U.S. Rep. Sean Casten, D-Ill., said he plans to introduce a bill to strengthen bank secrecy act requirements for cryptocurrency following reports that Hamas raised millions of dollars through crypto ahead of attacks in Israel earlier this month.
That legislation will be similar to a bill Sen. Elizabeth Warren, D-Mass., introduced, Casten told the House Financial Services Committee's panel on illicit finance and national security on Wednesday during a hearing.
"We will be introducing a bill that Senator Warren has already introduced on the Senate side to do that over here," Casten said. Casten did not specify which bill, but Sen. Warren reintroduced a bill in July that would crack down on the use of crypto for money laundering and sanctions evasion as well as extend Bank Secrecy Act requirements to digital asset wallet providers, miners, among other participants.
The use of crypto by terrorist organizations has been spotlighted after a Wall Street Journal report found that Hamas, along with other militant groups, raised millions worth of crypto ahead of attacks in Israel. WSJ cited crypto researcher Elliptic, which on Wednesday said that figures recently used to portray the scale of crypto fundraising by Hamas were being misrepresented.
"We have spoken to representatives of the lead signatory, Senator Warren, as well as the authors of the Wall Street Journal article, to clarify this," Elliptic said.
Since the recent attacks in Israel on Oct. 7, the firm said only $21,000 in fresh crypto donations have arrived, with much of it already frozen.
"The unique traceability of these assets have meant that the amounts raised remain tiny compared to other funding sources," Elliptic said. "No public crypto fundraising campaign by a terrorist group has received significant levels of donations, relative to other funding sources."
Other lawmakers raise crypto concerns
Former House Financial Services Committee Chair Maxine Waters, D-Calif., also asked witnesses on Wednesday about cryptocurrency's connection to Iran and Hamas.

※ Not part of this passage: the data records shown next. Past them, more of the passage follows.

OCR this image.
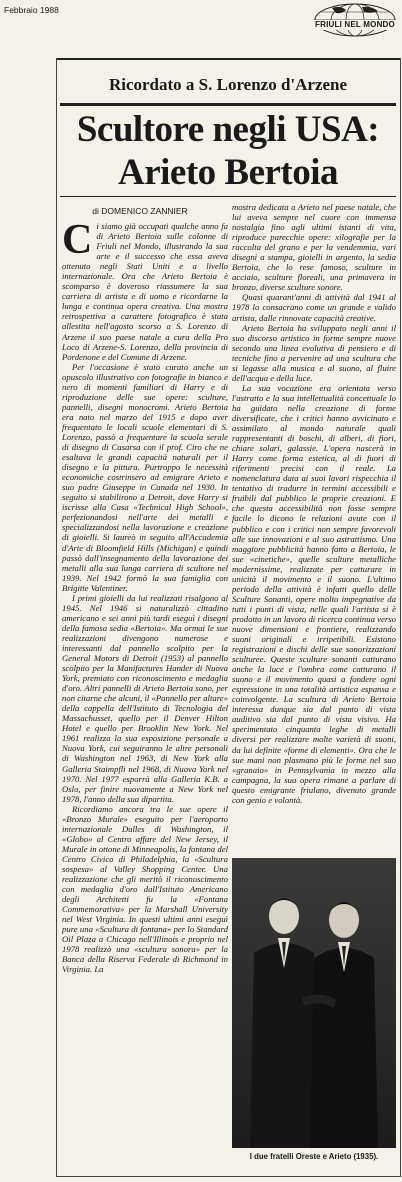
Febbraio 1988
FRIULI NEL MONDO
Ricordato a S. Lorenzo d'Arzene
Scultore negli USA:
Arieto Bertoia
di DOMENICO ZANNIER

Ci siamo già occupati qualche anno fa di Arieto Bertoia sulle colonne di Friuli nel Mondo, illustrando la sua arte e il successo che essa aveva ottenuto negli Stati Uniti e a livello internazionale. Ora che Arieto Bertoia è scomparso è doveroso riassumere la sua carriera di artista e di uomo e ricordarne la lunga e continua opera creativa. Una mostra retrospettiva a carattere fotografico è stata allestita nell'agosto scorso a S. Lorenzo di Arzene il suo paese natale a cura della Pro Loco di Arzene-S. Lorenzo, della provincia di Pordenone e del Comune di Arzene.

Per l'occasione è stato curato anche un opuscolo illustrativo con fotografie in bianco e nero di momenti familiari di Harry e di riproduzione delle sue opere: sculture, pannelli, disegni monocromi. Arieto Bertoia era nato nel marzo del 1915 e dopo aver frequentato le locali scuole elementari di S. Lorenzo, passò a frequentare la scuola serale di disegno di Casarsa con il prof. Ciro che ne esaltava le grandi capacità naturali per il disegno e la pittura. Purtroppo le necessità economiche costrinsero ad emigrare Arieto e suo padre Giuseppe in Canada nel 1930. In seguito si stabilirono a Detroit, dove Harry si iscrisse alla Casa «Technical High School», perfezionandosi nell'arte dei metalli e specializzandosi nella lavorazione e creazione di gioielli. Si laureò in seguito all'Accademia d'Arte di Bloomfield Hills (Michigan) e quindi passò dall'insegnamento della lavorazione dei metalli alla sua lunga carriera di scultore nel 1939. Nel 1942 formò la sua famiglia con Brigitte Valentiner.

I primi gioielli da lui realizzati risalgono al 1945. Nel 1946 si naturalizzò cittadino americano e sei anni più tardi eseguì i disegni della famosa sedia «Bertoia». Ma ormai le sue realizzazioni divengono numerose e interessanti dal pannello scolpito per la General Motors di Detroit (1953) al pannello scolpito per la Manifactures Hander di Nuova York, premiato con riconoscimento e medaglia d'oro. Altri pannelli di Arieto Bertoia sono, per non citarne che alcuni, il «Pannello per altare» della cappella dell'Istituto di Tecnologia del Massachusset, quello per il Denver Hilton Hotel e quello per Brooklin New York. Nel 1961 realizza la sua esposizione personale a Nuova York, cui seguiranno le altre personali di Washington nel 1963, di New York alla Galleria Staimpfli nel 1968, di Nuova York nel 1970. Nel 1977 esporrà alla Galleria K.B. a Oslo, per finire nuovamente a New York nel 1978, l'anno della sua dipartita.

Ricordiamo ancora tra le sue opere il «Bronzo Murale» eseguito per l'aeroporto internazionale Dulles di Washington, il «Globo» al Centro affare del New Jersey, il Murale in ottone di Minneapolis, la fontana del Centro Civico di Philadelphia, la «Scultura sospesa» al Valley Shopping Center. Una realizzazione che gli meritò il riconoscimento con medaglia d'oro dall'Istituto Americano degli Architetti fu la «Fontana Commemorativa» per la Marshall University nel West Virginia. In questi ultimi anni eseguì pure una «Scultura di fontana» per lo Standard Oil Plaza a Chicago nell'Illinois e proprio nel 1978 realizzò una «scultura sonora» per la Banca della Riserva Federale di Richmond in Virginia. La

mostra dedicata a Arieto nel paese natale, che lui aveva sempre nel cuore con immensa nostalgia fino agli ultimi istanti di vita, riproduce parecchie opere: xilografie per la raccolta del grano e per la vendemmia, vari disegni a stampa, gioielli in argento, la sedia Bertoia, che lo rese famoso, sculture in acciaio, sculture floreali, una primavera in bronzo, diverse sculture sonore.

Quasi quarant'anni di attività dal 1941 al 1978 lo consacrano come un grande e valido artista, dalle rinnovate capacità creative.

Arieto Bertoia ha sviluppato negli anni il suo discorso artistico in forme sempre nuove secondo una linea evolutiva di pensiero e di tecniche fino a pervenire ad una scultura che si legasse alla musica e al suono, al fluire dell'acqua e della luce.

La sua vocazione era orientata verso l'astratto e la sua intellettualità concettuale lo ha guidato nella creazione di forme diversificate, che i critici hanno avvicinato e assimilato al mondo naturale quali rappresentanti di boschi, di alberi, di fiori, chiare solari, galassie. L'opera nascerà in Harry come forma estetica, al di fuori di riferimenti precisi con il reale. La nomenclatura data ai suoi lavori rispecchia il tentativo di tradurre in termini accessibili e fruibili dal pubblico le proprie creazioni. E che questa accessibilità non fosse sempre facile lo dicono le relazioni avute con il pubblico e con i critici non sempre favorevoli alle sue innovazioni e al suo astrattismo. Una maggiore pubblicità hanno fatto a Bertoia, le sue «cinetiche», quelle sculture metalliche modernissime, realizzate per catturare in unicità il movimento e il suono. L'ultimo periodo della attività è infatti quello delle Sculture Sonanti, opere molto impegnative da tutti i punti di vista, nelle quali l'artista si è prodotto in un lavoro di ricerca continua verso nuove dimensioni e frontiere, realizzando suoni originali e irripetibili. Esistono registrazioni e dischi delle sue sonorizzazioni sculturee. Queste sculture sonanti catturano anche la luce e l'ombra come catturano il suono e il movimento quasi a fondere ogni espressione in una totalità artistica espansa e coinvolgente. La scultura di Arieto Bertoia interessa dunque sia dal punto di vista auditivo sia dal punto di vista visivo. Ha sperimentato cinquanta leghe di metalli diversi per realizzare molte varietà di suoni, da lui definite «forme di elementi». Ora che le sue mani non plasmano più le forme nel suo «granaio» in Pennsylvania in mezzo alla campagna, la sua opera rimane a parlare di questo emigrante friulano, divenuto grande con genio e volontà.

I due fratelli Oreste e Arieto (1935).
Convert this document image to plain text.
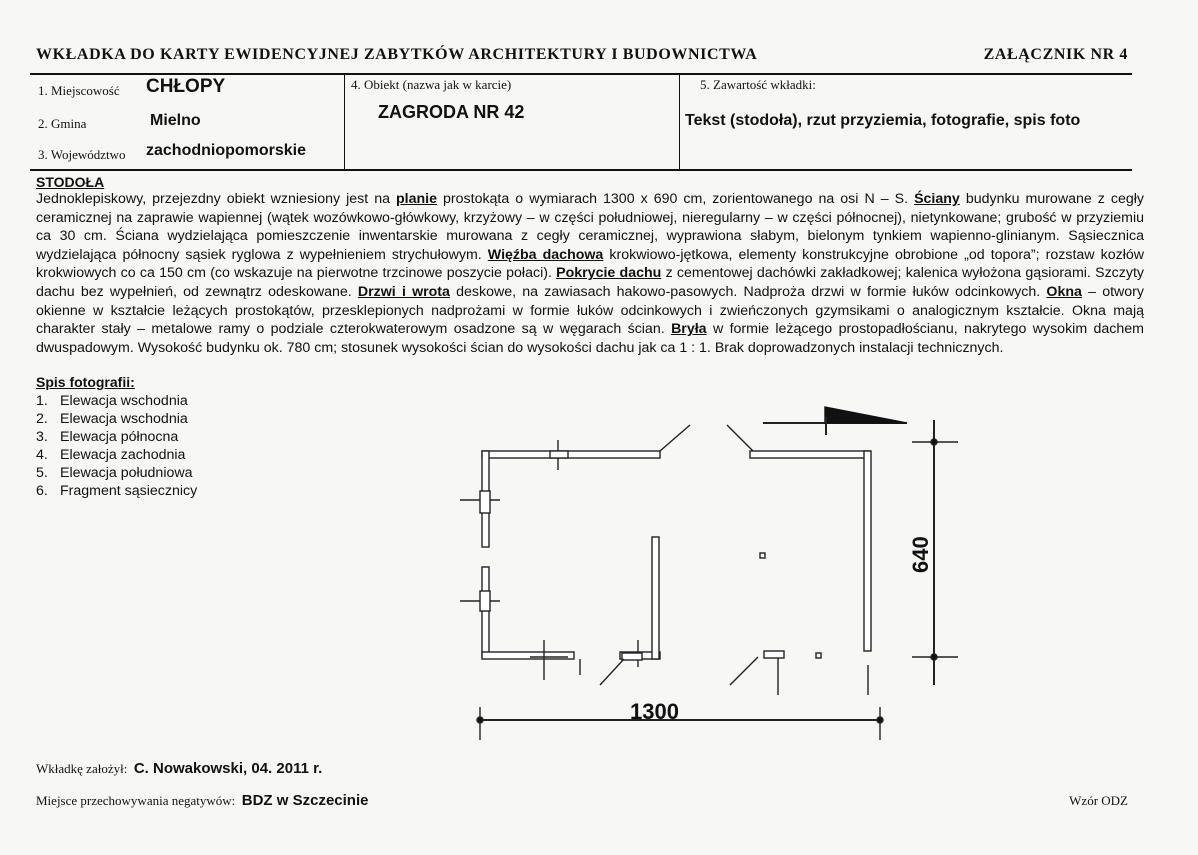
WKŁADKA DO KARTY EWIDENCYJNEJ ZABYTKÓW ARCHITEKTURY I BUDOWNICTWA	ZAŁĄCZNIK NR 4
1. Miejscowość CHŁOPY
2. Gmina	Mielno
3. Województwo zachodniopomorskie
4. Obiekt (nazwa jak w karcie)
ZAGRODA NR 42
5. Zawartość wkładki:
Tekst (stodoła), rzut przyziemia, fotografie, spis foto
STODOŁA
Jednoklepiskowy, przejezdny obiekt wzniesiony jest na planie prostokąta o wymiarach 1300 x 690 cm, zorientowanego na osi N – S. Ściany budynku murowane z cegły ceramicznej na zaprawie wapiennej (wątek wozówkowo-główkowy, krzyżowy – w części południowej, nieregularny – w części północnej), nietynkowane; grubość w przyziemiu ca 30 cm. Ściana wydzielająca pomieszczenie inwentarskie murowana z cegły ceramicznej, wyprawiona słabym, bielonym tynkiem wapienno-glinianym. Sąsiecznica wydzielająca północny sąsiek ryglowa z wypełnieniem strychułowym. Więźba dachowa krokwiowo-jętkowa, elementy konstrukcyjne obrobione „od topora”; rozstaw kozłów krokwiowych co ca 150 cm (co wskazuje na pierwotne trzcinowe poszycie połaci). Pokrycie dachu z cementowej dachówki zakładkowej; kalenica wyłożona gąsiorami. Szczyty dachu bez wypełnień, od zewnątrz odeskowane. Drzwi i wrota deskowe, na zawiasach hakowo-pasowych. Nadproża drzwi w formie łuków odcinkowych. Okna – otwory okienne w kształcie leżących prostokątów, przesklepionych nadprożami w formie łuków odcinkowych i zwieńczonych gzymsikami o analogicznym kształcie. Okna mają charakter stały – metalowe ramy o podziale czterokwaterowym osadzone są w węgarach ścian. Bryła w formie leżącego prostopadłościanu, nakrytego wysokim dachem dwuspadowym. Wysokość budynku ok. 780 cm; stosunek wysokości ścian do wysokości dachu jak ca 1 : 1. Brak doprowadzonych instalacji technicznych.
Spis fotografii:
1. Elewacja wschodnia
2. Elewacja wschodnia
3. Elewacja północna
4. Elewacja zachodnia
5. Elewacja południowa
6. Fragment sąsiecznicy
1300
640
Wkładkę założył: C. Nowakowski, 04. 2011 r.
Miejsce przechowywania negatywów: BDZ w Szczecinie	Wzór ODZ
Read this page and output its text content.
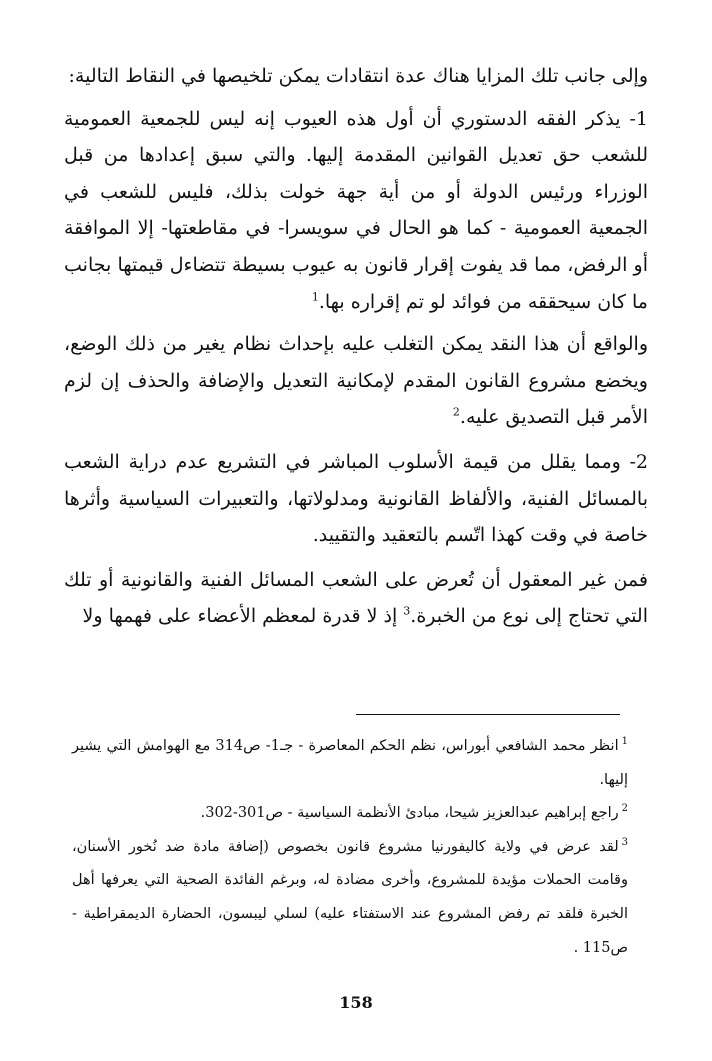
وإلى جانب تلك المزايا هناك عدة انتقادات يمكن تلخيصها في النقاط التالية:

1- يذكر الفقه الدستوري أن أول هذه العيوب إنه ليس للجمعية العمومية للشعب حق تعديل القوانين المقدمة إليها. والتي سبق إعدادها من قبل الوزراء ورئيس الدولة أو من أية جهة خولت بذلك، فليس للشعب في الجمعية العمومية - كما هو الحال في سويسرا- في مقاطعتها- إلا الموافقة أو الرفض، مما قد يفوت إقرار قانون به عيوب بسيطة تتضاءل قيمتها بجانب ما كان سيحققه من فوائد لو تم إقراره بها.$^1$

والواقع أن هذا النقد يمكن التغلب عليه بإحداث نظام يغير من ذلك الوضع، ويخضع مشروع القانون المقدم لإمكانية التعديل والإضافة والحذف إن لزم الأمر قبل التصديق عليه.$^2$

2- ومما يقلل من قيمة الأسلوب المباشر في التشريع عدم دراية الشعب بالمسائل الفنية، والألفاظ القانونية ومدلولاتها، والتعبيرات السياسية وأثرها خاصة في وقت كهذا اتّسم بالتعقيد والتقييد.

فمن غير المعقول أن تُعرض على الشعب المسائل الفنية والقانونية أو تلك التي تحتاج إلى نوع من الخبرة.$^3$ إذ لا قدرة لمعظم الأعضاء على فهمها ولا

$^1$انظر محمد الشافعي أبوراس، نظم الحكم المعاصرة - جـ1- ص314 مع الهوامش التي يشير إليها.

$^2$راجع إبراهيم عبدالعزيز شيحا، مبادئ الأنظمة السياسية - ص301-302.

$^3$لقد عرض في ولاية كاليفورنيا مشروع قانون بخصوص (إضافة مادة ضد نُخور الأسنان، وقامت الحملات مؤيدة للمشروع، وأخرى مضادة له، وبرغم الفائدة الصحية التي يعرفها أهل الخبرة فلقد تم رفض المشروع عند الاستفتاء عليه) لسلي ليبسون، الحضارة الديمقراطية - ص115 .

158
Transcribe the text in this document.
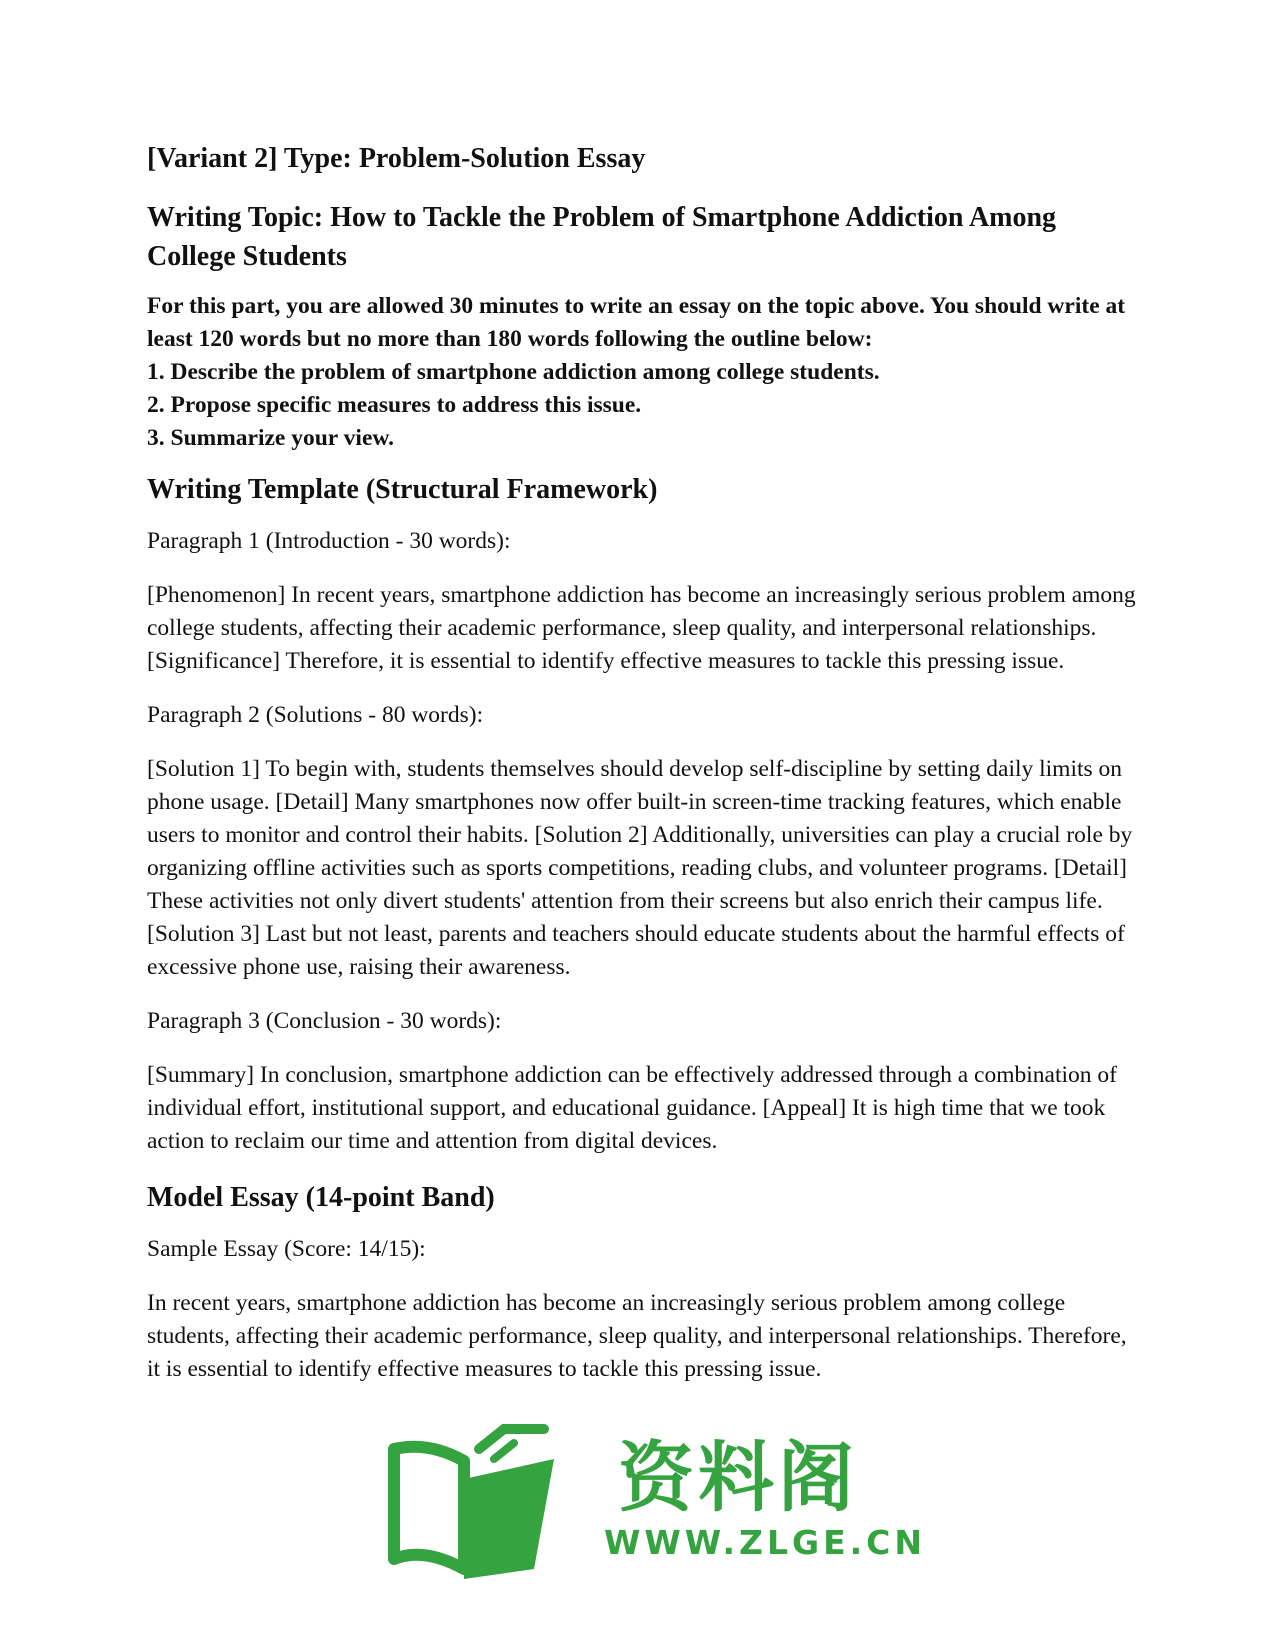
[Variant 2] Type: Problem-Solution Essay
Writing Topic: How to Tackle the Problem of Smartphone Addiction Among College Students
For this part, you are allowed 30 minutes to write an essay on the topic above. You should write at least 120 words but no more than 180 words following the outline below:
1. Describe the problem of smartphone addiction among college students.
2. Propose specific measures to address this issue.
3. Summarize your view.
Writing Template (Structural Framework)

Paragraph 1 (Introduction - 30 words):

[Phenomenon] In recent years, smartphone addiction has become an increasingly serious problem among college students, affecting their academic performance, sleep quality, and interpersonal relationships. [Significance] Therefore, it is essential to identify effective measures to tackle this pressing issue.

Paragraph 2 (Solutions - 80 words):

[Solution 1] To begin with, students themselves should develop self-discipline by setting daily limits on phone usage. [Detail] Many smartphones now offer built-in screen-time tracking features, which enable users to monitor and control their habits. [Solution 2] Additionally, universities can play a crucial role by organizing offline activities such as sports competitions, reading clubs, and volunteer programs. [Detail] These activities not only divert students' attention from their screens but also enrich their campus life. [Solution 3] Last but not least, parents and teachers should educate students about the harmful effects of excessive phone use, raising their awareness.

Paragraph 3 (Conclusion - 30 words):

[Summary] In conclusion, smartphone addiction can be effectively addressed through a combination of individual effort, institutional support, and educational guidance. [Appeal] It is high time that we took action to reclaim our time and attention from digital devices.

Model Essay (14-point Band)

Sample Essay (Score: 14/15):

In recent years, smartphone addiction has become an increasingly serious problem among college students, affecting their academic performance, sleep quality, and interpersonal relationships. Therefore, it is essential to identify effective measures to tackle this pressing issue.

资料阁
WWW.ZLGE.CN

"What we see is Hamas utilizing cryptocurrency to fundraise. That does happen," said Adam Zarazinski, CEO of Inca Digital, a data analytics intelligence firm focused on crypto.
"While cryptocurrency can be employed in activities that challenge our security and values, it also holds the potential to democratize finance, spur economic growth, and foster financial inclusion globally," he added.